Wordt vervolgd…
Het geheim onder het nest 🐝
Toen de rook van Liams geïmproviseerde oven het wespennest begon binnen te dringen, keerde er een onheilspellende stilte terug in de tuin. Het gebrom, dat dagenlang als een motor door hun zolder had gegonsd, verstomde ineens. Liam aarzelde geen seconde en riep naar zijn vader: “Nu! Nu is het veilig!”
Voorzichtig verwijderde James de losgekomen delen van het nest, tot ze opnieuw op het metalen luik stuitten. Met trillende handen schroefde hij de verroeste scharnieren los. De klep kraakte vervaarlijk… en ging open.
Onder het luik lag geen aarde. Geen stenen. Geen wortels. Maar een opening — een tunnel, bedekt met houten planken en bekleed met oud linnen. De geur van vochtige aarde vermengde zich met iets chemisch, iets onnatuurlijks. Emma, die hen had gewaarschuwd uit de buurt te blijven, stond inmiddels achter hen, verstijfd van angst.
“Dat is geen opslagplaats…” fluisterde ze. “Dat is gebouwd. Met een bedoeling.”
Ze daalden langzaam af, hun zaklampen schijnend in het onbekende. De tunnel liep dieper de grond in, tot ze een kleine, stoffige kamer bereikten.

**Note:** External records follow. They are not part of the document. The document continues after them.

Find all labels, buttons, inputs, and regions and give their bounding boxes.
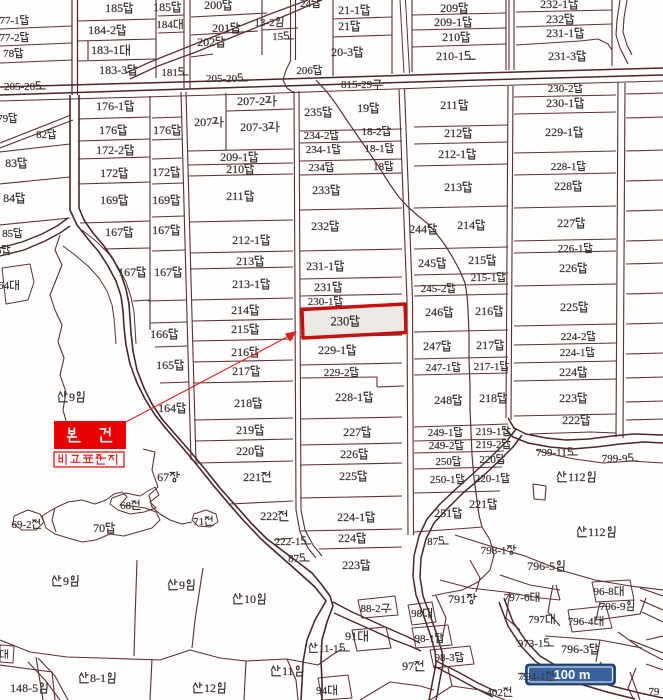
svg-text:214: 214 bbox=[231, 303, 249, 317]
svg-text:21-1: 21-1 bbox=[338, 3, 360, 17]
svg-text:223: 223 bbox=[559, 391, 577, 405]
svg-text:69-2: 69-2 bbox=[12, 519, 32, 531]
svg-text:229-1: 229-1 bbox=[318, 343, 346, 357]
svg-text:205-20: 205-20 bbox=[4, 81, 36, 93]
svg-text:794-1: 794-1 bbox=[520, 671, 546, 683]
svg-text:77-2: 77-2 bbox=[0, 32, 20, 44]
svg-text:231-3: 231-3 bbox=[548, 49, 576, 63]
svg-text:148-5: 148-5 bbox=[10, 681, 38, 695]
svg-text:229-2: 229-2 bbox=[324, 367, 350, 379]
svg-text:207: 207 bbox=[194, 115, 212, 129]
svg-text:68: 68 bbox=[120, 500, 132, 512]
svg-text:94: 94 bbox=[316, 685, 328, 697]
svg-text:98-3: 98-3 bbox=[435, 652, 456, 664]
svg-text:230-1: 230-1 bbox=[546, 96, 574, 110]
svg-text:214: 214 bbox=[457, 218, 475, 232]
svg-text:166: 166 bbox=[150, 327, 168, 341]
svg-text:215: 215 bbox=[468, 253, 486, 267]
svg-text:222-1: 222-1 bbox=[275, 536, 301, 548]
svg-text:224-2: 224-2 bbox=[561, 331, 587, 343]
svg-text:210: 210 bbox=[442, 30, 460, 44]
svg-text:67: 67 bbox=[157, 470, 169, 484]
svg-text:79: 79 bbox=[649, 686, 661, 698]
svg-text:226: 226 bbox=[340, 447, 358, 461]
svg-text:169: 169 bbox=[100, 193, 118, 207]
svg-text:176: 176 bbox=[99, 123, 117, 137]
svg-text:218: 218 bbox=[234, 396, 252, 410]
svg-text:791: 791 bbox=[448, 592, 466, 606]
svg-text:209-1: 209-1 bbox=[434, 15, 462, 29]
svg-text:224: 224 bbox=[559, 365, 577, 379]
svg-text:209: 209 bbox=[440, 1, 458, 15]
svg-text:212: 212 bbox=[444, 126, 462, 140]
svg-text:234-2: 234-2 bbox=[304, 130, 330, 142]
svg-text:112: 112 bbox=[568, 470, 586, 484]
svg-text:230: 230 bbox=[331, 314, 350, 328]
svg-text:230-1: 230-1 bbox=[308, 296, 334, 308]
svg-text:212-1: 212-1 bbox=[438, 147, 466, 161]
svg-text:235: 235 bbox=[304, 105, 322, 119]
svg-text:231-1: 231-1 bbox=[306, 259, 334, 273]
svg-text:169: 169 bbox=[152, 193, 170, 207]
svg-text:227: 227 bbox=[343, 425, 361, 439]
svg-text:167: 167 bbox=[105, 225, 123, 239]
svg-text:200: 200 bbox=[204, 0, 222, 12]
svg-text:21: 21 bbox=[338, 19, 350, 33]
svg-text:973-1: 973-1 bbox=[518, 638, 544, 650]
svg-text:8-1: 8-1 bbox=[90, 671, 106, 685]
svg-text:230-2: 230-2 bbox=[548, 83, 574, 95]
svg-text:251: 251 bbox=[434, 506, 452, 520]
svg-text:100 m: 100 m bbox=[554, 667, 591, 682]
svg-text:796-5: 796-5 bbox=[527, 559, 555, 573]
svg-text:15: 15 bbox=[272, 31, 284, 43]
svg-text:246: 246 bbox=[425, 305, 443, 319]
svg-text:91: 91 bbox=[345, 629, 357, 643]
svg-text:249-1: 249-1 bbox=[428, 427, 454, 439]
svg-text:18: 18 bbox=[373, 161, 385, 173]
svg-text:217: 217 bbox=[476, 338, 494, 352]
svg-text:815-29: 815-29 bbox=[341, 79, 373, 91]
svg-text:245: 245 bbox=[418, 256, 436, 270]
svg-text:215-1: 215-1 bbox=[471, 272, 497, 284]
svg-text:245-2: 245-2 bbox=[421, 283, 447, 295]
svg-text:232: 232 bbox=[311, 219, 329, 233]
svg-text:184: 184 bbox=[156, 19, 173, 31]
svg-text:216: 216 bbox=[475, 304, 493, 318]
svg-text:220: 220 bbox=[479, 454, 496, 466]
svg-text:20-3: 20-3 bbox=[331, 45, 353, 59]
svg-text:234: 234 bbox=[308, 162, 325, 174]
svg-text:24: 24 bbox=[300, 0, 312, 10]
svg-text:96-8: 96-8 bbox=[594, 586, 615, 598]
svg-text:234-1: 234-1 bbox=[306, 144, 332, 156]
svg-text:202: 202 bbox=[197, 35, 215, 49]
svg-text:176-1: 176-1 bbox=[96, 99, 124, 113]
svg-text:213: 213 bbox=[236, 254, 254, 268]
svg-text:10: 10 bbox=[244, 592, 256, 606]
svg-text:9: 9 bbox=[63, 574, 69, 588]
svg-text:207-3: 207-3 bbox=[240, 120, 268, 134]
svg-text:9: 9 bbox=[69, 390, 75, 404]
svg-text:402: 402 bbox=[486, 687, 503, 699]
svg-text:216: 216 bbox=[231, 345, 249, 359]
svg-text:172: 172 bbox=[100, 166, 118, 180]
svg-text:217-1: 217-1 bbox=[474, 361, 500, 373]
svg-text:172: 172 bbox=[152, 165, 170, 179]
svg-text:11: 11 bbox=[282, 664, 294, 678]
svg-text:112: 112 bbox=[588, 525, 606, 539]
svg-text:211: 211 bbox=[440, 98, 458, 112]
svg-text:250-1: 250-1 bbox=[430, 474, 456, 486]
svg-text:78: 78 bbox=[3, 48, 15, 60]
svg-text:248: 248 bbox=[434, 393, 452, 407]
svg-text:87: 87 bbox=[427, 536, 439, 548]
svg-text:229-1: 229-1 bbox=[545, 125, 573, 139]
svg-text:167: 167 bbox=[152, 223, 170, 237]
svg-text:797-6: 797-6 bbox=[504, 592, 530, 604]
svg-text:206: 206 bbox=[296, 65, 313, 77]
svg-text:82: 82 bbox=[36, 129, 47, 141]
svg-text:219: 219 bbox=[236, 423, 254, 437]
svg-text:222: 222 bbox=[260, 509, 278, 523]
svg-text:222: 222 bbox=[562, 413, 580, 427]
svg-text:232-1: 232-1 bbox=[540, 0, 568, 11]
svg-text:796-4: 796-4 bbox=[568, 616, 594, 628]
svg-text:9: 9 bbox=[179, 578, 185, 592]
svg-text:181: 181 bbox=[161, 67, 178, 79]
svg-text:19: 19 bbox=[357, 101, 369, 115]
svg-text:84: 84 bbox=[3, 191, 15, 205]
svg-text:244: 244 bbox=[409, 222, 427, 236]
svg-text:183-3: 183-3 bbox=[99, 63, 127, 77]
svg-text:227: 227 bbox=[557, 216, 575, 230]
svg-text:247-1: 247-1 bbox=[426, 362, 452, 374]
svg-text:215: 215 bbox=[231, 322, 249, 336]
svg-text:228-1: 228-1 bbox=[335, 390, 363, 404]
svg-text:185: 185 bbox=[105, 1, 123, 15]
svg-text:97: 97 bbox=[402, 659, 414, 673]
svg-text:233: 233 bbox=[312, 183, 330, 197]
svg-text:98-1: 98-1 bbox=[415, 633, 435, 645]
svg-text:225: 225 bbox=[339, 469, 357, 483]
svg-text:205-20: 205-20 bbox=[206, 73, 238, 85]
svg-text:11-1: 11-1 bbox=[319, 643, 339, 655]
svg-text:796-9: 796-9 bbox=[600, 601, 626, 613]
svg-text:221: 221 bbox=[469, 497, 487, 511]
svg-text:98: 98 bbox=[411, 608, 423, 620]
svg-text:71: 71 bbox=[193, 516, 204, 528]
svg-text:249-2: 249-2 bbox=[429, 440, 455, 452]
svg-text:211: 211 bbox=[226, 189, 244, 203]
svg-text:18-2: 18-2 bbox=[362, 126, 382, 138]
svg-text:64: 64 bbox=[0, 280, 10, 292]
svg-text:799-11: 799-11 bbox=[536, 447, 567, 459]
svg-text:226: 226 bbox=[559, 261, 577, 275]
svg-text:85: 85 bbox=[2, 228, 14, 240]
svg-text:798-1: 798-1 bbox=[481, 545, 507, 557]
svg-text:220-1: 220-1 bbox=[475, 473, 501, 485]
svg-text:77-1: 77-1 bbox=[0, 15, 20, 27]
svg-text:228: 228 bbox=[554, 179, 572, 193]
svg-text:224-1: 224-1 bbox=[560, 347, 586, 359]
svg-text:799-9: 799-9 bbox=[602, 453, 628, 465]
svg-text:172-2: 172-2 bbox=[96, 143, 124, 157]
svg-text:176: 176 bbox=[153, 123, 171, 137]
svg-text:213: 213 bbox=[444, 180, 462, 194]
svg-text:210-1: 210-1 bbox=[436, 49, 464, 63]
svg-text:12: 12 bbox=[204, 681, 216, 695]
svg-text:13-2: 13-2 bbox=[255, 17, 275, 29]
svg-text:167: 167 bbox=[118, 265, 136, 279]
svg-text:79: 79 bbox=[0, 113, 9, 125]
svg-text:221: 221 bbox=[243, 470, 261, 484]
svg-text:18-1: 18-1 bbox=[365, 143, 385, 155]
svg-text:232: 232 bbox=[546, 12, 564, 26]
svg-text:87: 87 bbox=[288, 553, 300, 565]
svg-text:70: 70 bbox=[93, 521, 105, 535]
svg-text:225: 225 bbox=[560, 300, 578, 314]
svg-text:165: 165 bbox=[156, 358, 174, 372]
svg-text:217: 217 bbox=[232, 364, 250, 378]
svg-text:183-1: 183-1 bbox=[91, 43, 119, 57]
svg-text:83: 83 bbox=[5, 156, 17, 170]
svg-text:167: 167 bbox=[154, 265, 172, 279]
svg-text:796-3: 796-3 bbox=[561, 642, 589, 656]
svg-text:797: 797 bbox=[528, 614, 545, 626]
svg-text:207-2: 207-2 bbox=[237, 94, 265, 108]
svg-text:88-2: 88-2 bbox=[361, 603, 381, 615]
svg-text:184-2: 184-2 bbox=[88, 23, 116, 37]
svg-text:219-1: 219-1 bbox=[476, 426, 502, 438]
svg-text:228-1: 228-1 bbox=[551, 161, 577, 173]
svg-text:218: 218 bbox=[479, 391, 497, 405]
svg-text:212-1: 212-1 bbox=[232, 233, 260, 247]
svg-text:250: 250 bbox=[435, 456, 452, 468]
svg-text:226-1: 226-1 bbox=[558, 243, 584, 255]
svg-text:247: 247 bbox=[423, 339, 441, 353]
svg-text:213-1: 213-1 bbox=[232, 277, 260, 291]
svg-text:224: 224 bbox=[338, 531, 356, 545]
svg-text:223: 223 bbox=[342, 558, 360, 572]
svg-text:185: 185 bbox=[153, 0, 171, 14]
svg-text:231: 231 bbox=[314, 280, 332, 294]
svg-text:210: 210 bbox=[226, 162, 244, 176]
svg-text:224-1: 224-1 bbox=[337, 510, 365, 524]
svg-text:220: 220 bbox=[236, 444, 254, 458]
svg-text:219-2: 219-2 bbox=[476, 439, 502, 451]
svg-text:201: 201 bbox=[212, 21, 230, 35]
svg-text:231-1: 231-1 bbox=[546, 26, 574, 40]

Midden in de ruimte stond een houten tafel, bezaaid met vergeelde documenten, injectiespuiten, een stapel cassettebandjes… en een foto.
Op de foto stonden James’ grootvader en nog twee mannen in laboratoriumjassen — achter hen hing een banner waarop stond: « Project Vespa – 1967 ».

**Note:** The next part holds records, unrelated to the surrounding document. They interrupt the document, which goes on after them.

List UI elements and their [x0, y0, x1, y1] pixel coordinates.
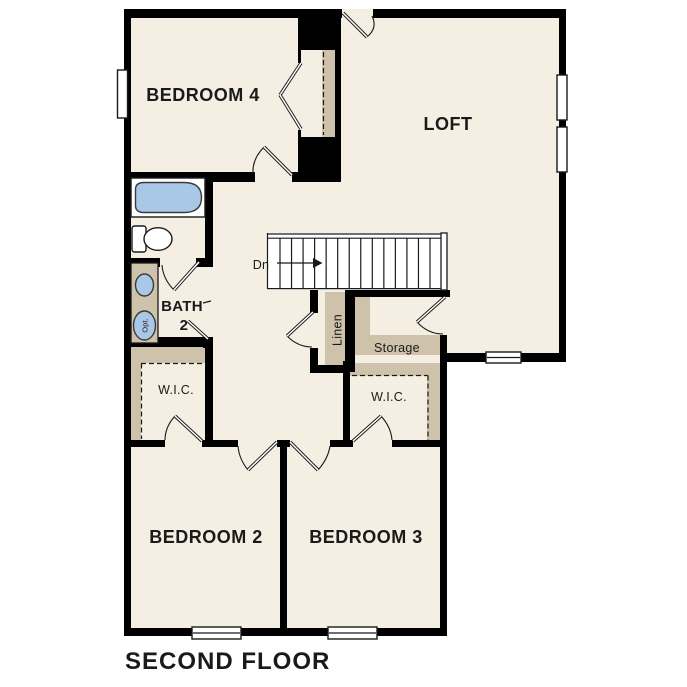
wic-left-shelf-side [131, 347, 141, 440]
wic-right-label: W.I.C. [371, 390, 407, 404]
bathtub [136, 183, 202, 213]
linen-label: Linen [331, 314, 345, 346]
bedroom4-label: BEDROOM 4 [146, 85, 260, 105]
floorplan-canvas: Opt. [0, 0, 687, 687]
loft-label: LOFT [424, 114, 473, 134]
bath-label-line2: 2 [180, 317, 189, 334]
wic-left-label: W.I.C. [158, 383, 194, 397]
staircase [267, 233, 447, 290]
plan-title: SECOND FLOOR [125, 648, 330, 675]
optional-fixture-label: Opt. [141, 318, 150, 332]
loft-window-upper [557, 75, 567, 120]
sink [136, 274, 154, 296]
toilet-bowl [144, 228, 172, 251]
stairs-dn-label: Dn [253, 258, 270, 272]
bedroom3-label: BEDROOM 3 [309, 527, 423, 547]
bedroom4-window [118, 70, 128, 118]
bedroom4-closet [296, 50, 335, 137]
bedroom3-window [328, 627, 377, 639]
loft-window-lower [557, 127, 567, 172]
bedroom2-window [192, 627, 241, 639]
wic-left-shelf-top [131, 347, 205, 363]
floorplan-drawing: Opt. [0, 0, 687, 687]
loft-bottom-window [486, 352, 521, 363]
stair-rail [441, 233, 447, 290]
bedroom2-label: BEDROOM 2 [149, 527, 263, 547]
wic-right-shelf-side [427, 363, 440, 440]
wic-right-shelf-top [350, 363, 440, 376]
storage-label: Storage [374, 341, 420, 355]
bath-label-line1: BATH [161, 298, 203, 315]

“Mijn grootvader werkte voor het Ministerie van Volksgezondheid…” mompelde James. “Maar hij heeft ons nooit verteld waar hij écht aan werkte.”

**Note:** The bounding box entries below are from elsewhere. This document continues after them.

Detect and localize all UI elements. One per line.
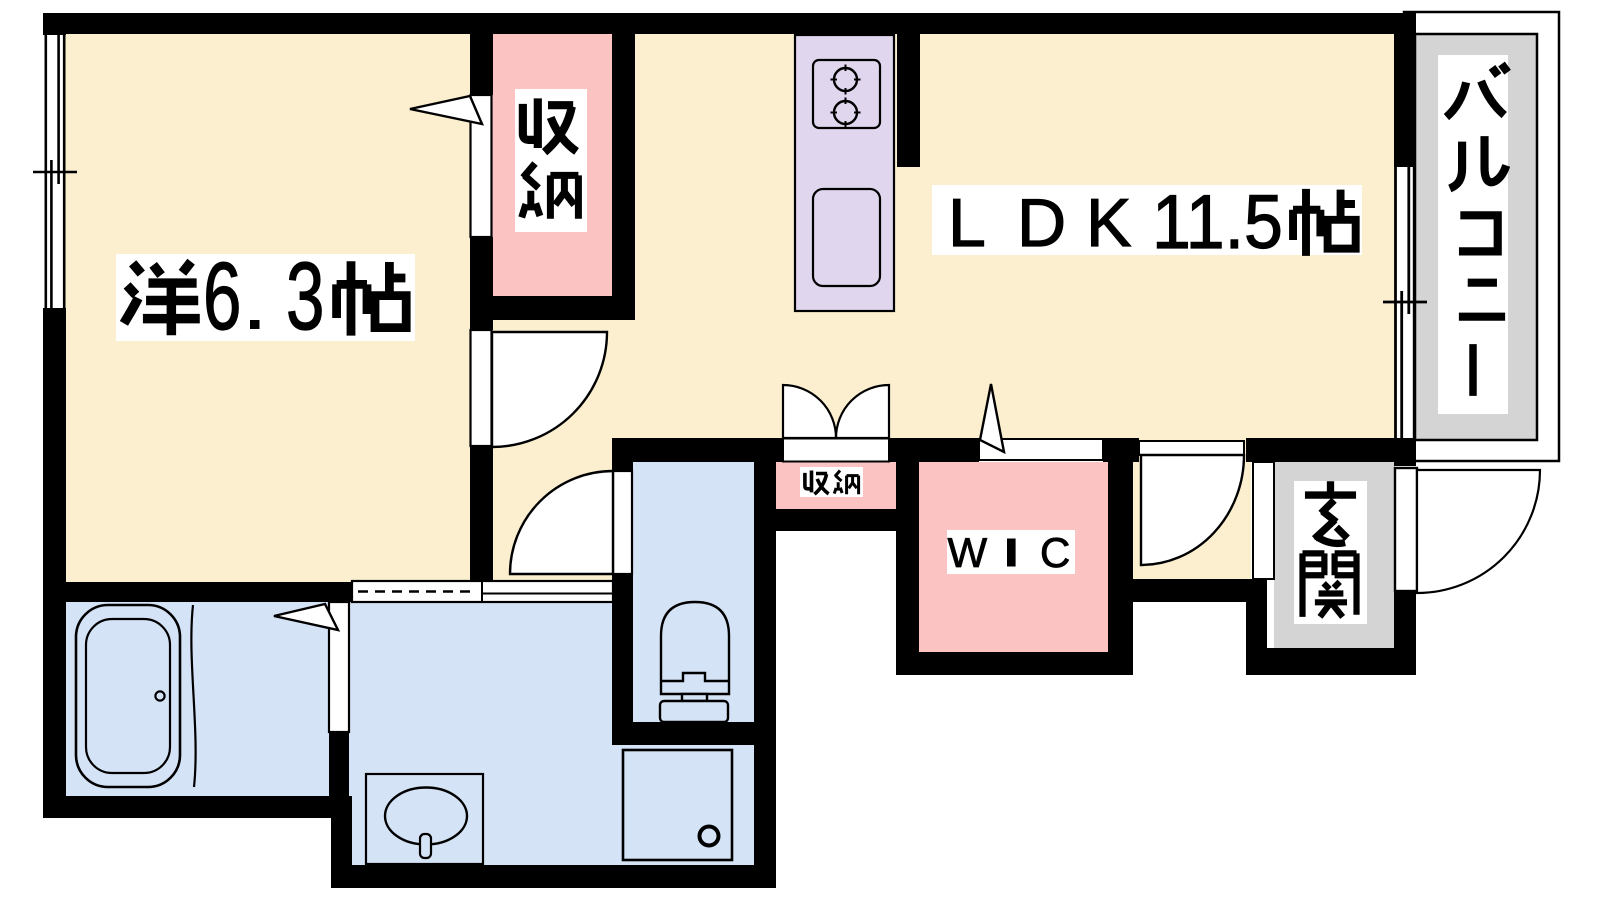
svg-text:L: L: [948, 185, 986, 261]
svg-text:W: W: [948, 529, 988, 576]
svg-text:D: D: [1017, 185, 1066, 261]
svg-text:3: 3: [286, 242, 324, 350]
svg-text:6: 6: [203, 242, 241, 350]
svg-text:C: C: [1040, 529, 1070, 576]
svg-text:11.5: 11.5: [1152, 180, 1283, 264]
svg-text:K: K: [1086, 185, 1131, 261]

Op een van de cassettes stond in sierlijke letters geschreven:
🕷️ « Experimentele genetica – horzeltype B. »
Net op dat moment hoorden ze boven zich weer het gezoem aanzwellen. Maar deze keer… was het niet alleen gezoem.
Het klonk als… stemmen. Flarden van gefluister. Onmenselijk. Samensmeltend met het gebrom.
Emma greep James bij zijn arm.
“We hebben een wespennest verstoord… maar dit is niet van de natuur. Dit is iets wat nooit geactiveerd had mogen worden.”